Evil as Noise
Maybe "sin" is not a point docked on a scoreboard, but noise that disrupts coherence in a system.
Most of us grew up with one picture of morality: there is a scoreboard somewhere above, a transgression docks a point and a good deed adds one. It is simple, and it is also what pushes many people away — it sounds like a strict manager's reward-and-punishment system. But you can hear the same concepts differently.
Level 2 The explanation▾
A proposal: see "good" as a move that increases coherence — synchrony, trust, joint action among people — and "evil" as noise that disrupts it. Lying, betrayal, cruelty are not "negative points"; they break the ability of a human system to function together. In the language of the Tanya: the daily struggle of the "intermediate" person.
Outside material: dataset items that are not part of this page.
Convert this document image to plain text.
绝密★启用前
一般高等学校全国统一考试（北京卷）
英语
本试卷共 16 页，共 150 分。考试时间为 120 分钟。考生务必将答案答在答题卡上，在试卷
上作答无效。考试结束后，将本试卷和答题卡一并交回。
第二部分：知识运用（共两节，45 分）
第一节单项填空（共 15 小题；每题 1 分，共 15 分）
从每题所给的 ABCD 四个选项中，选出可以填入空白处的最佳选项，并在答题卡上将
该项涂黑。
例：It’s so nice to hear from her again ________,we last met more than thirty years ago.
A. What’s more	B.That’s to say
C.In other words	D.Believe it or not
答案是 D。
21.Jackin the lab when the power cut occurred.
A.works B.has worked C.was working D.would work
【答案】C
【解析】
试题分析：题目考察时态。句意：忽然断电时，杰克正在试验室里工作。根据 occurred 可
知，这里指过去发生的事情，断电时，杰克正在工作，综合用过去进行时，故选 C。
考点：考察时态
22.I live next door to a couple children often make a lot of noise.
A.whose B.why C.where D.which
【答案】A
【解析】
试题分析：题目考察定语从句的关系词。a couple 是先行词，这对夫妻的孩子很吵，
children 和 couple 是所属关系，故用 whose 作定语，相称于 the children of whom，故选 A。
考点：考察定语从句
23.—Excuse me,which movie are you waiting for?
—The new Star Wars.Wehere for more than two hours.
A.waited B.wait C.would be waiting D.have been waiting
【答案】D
This is a reading that speaks to the secular without giving up the depth of tradition. But it must be marked: "coherence" here is an illuminating metaphor, not a physical measure. It must not be treated as a measurable quantity.
Level 3 Deeper▾
Speculation The extension from "noise between people" to "cosmic noise" or a quantitative systems model is a leap, and marked as such. The framing is useful as a language for living, not as a physical theory.
The sharp objection. If separateness and multiplicity are both the source of evil and what must not be erased (see "Tikkun"), what distinguishes "good" separateness from "bad"? Without a sharp answer, "evil as noise" may be beautiful but empty. The site holds the question open.
Framing
In tradition, sin/good deed are relational concepts among person, society, and order — not just a scoreboard.
What is open
The distinction between necessary separateness and "noise" that disrupts coherence.
Marking
"Coherence/noise" here are a metaphor, not a measurable physical quantity.
Level 4 Sources▾
- The Tanya (R. Shneur Zalman) on the two souls and the "intermediate" person — for precise verification.
- Ramchal, Daat Tevunot on the place of evil in creation — for precise verification.
- The "systems" reading (coherence/noise) — a marked metaphor, not a model.